Suppose $f: \mathbb{R}^n \rightarrow \mathbb{R}^n$ is a smooth map such that $|Df(p)(u)| = |u|$ for all $p, u \in \mathbb{R}^n$. Prove that $f$ preserves distances, i.e. $|f(p) - f(q)| = |p - q|$ for all $p,q \in \mathbb{R}^n$.
I've already shown that $Df(p)$ is an isomorphism and a linear isometry, and therefore $f$ is a diffeomorphism. How do I go from here to showing that $f$ preserves distances?
Let $p$, $q\in{\mathbb R}^n$ be given, let $$\gamma: \quad t\mapsto x(t):=(1-t)p+t q\qquad(0\leq t\leq1)$$ be the segment connecting $p$ with $q$, and let $$\gamma':\quad t\mapsto g(t):=f\bigl(x(t)\bigr)\qquad(0\leq t\leq 1)$$ be its image curve. Then $g'(t)=df\bigl(x(t)\bigr).x'(t)$ and therefore $|g'(t)|=|x'(t)|$, by assumption on $df$. It follows that $$|f(p)-f(q)|\leq L(\gamma')=L(\gamma)=|p-q|\ ,$$ whatever $p$, $q\in{\mathbb R}^n$.
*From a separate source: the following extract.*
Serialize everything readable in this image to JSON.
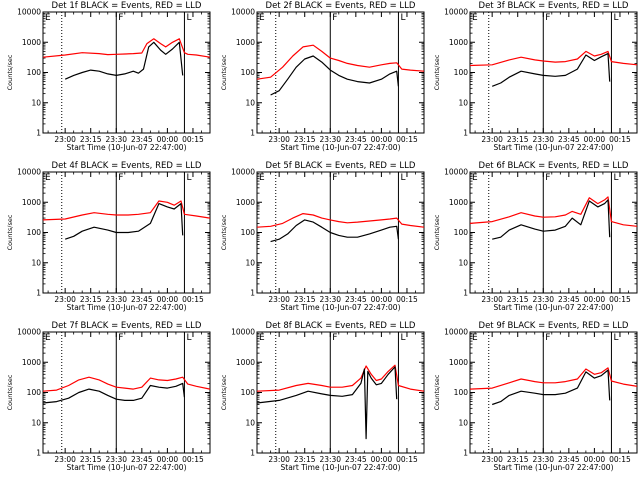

On the other hand, our $f$ is a local diffeomorphism, hence each point $p$ has a neighborhood $U$ which is bijectively mapped onto a neighborhood $V$ of $p'=f(p)$. Points $q'$ nearby $p'$ can be joined to $p'$ with a segment that has a preimage in $U$, so that (applying the above argument to the local $f^{-1}$) we now also have $|p-q|=|f^{-1}(p')-f^{-1}(q')|\leq |p'-q'|$. This shows that $f$ is a local isometry, and allows to conclude that the image of a line is straight all the way. That should suffice.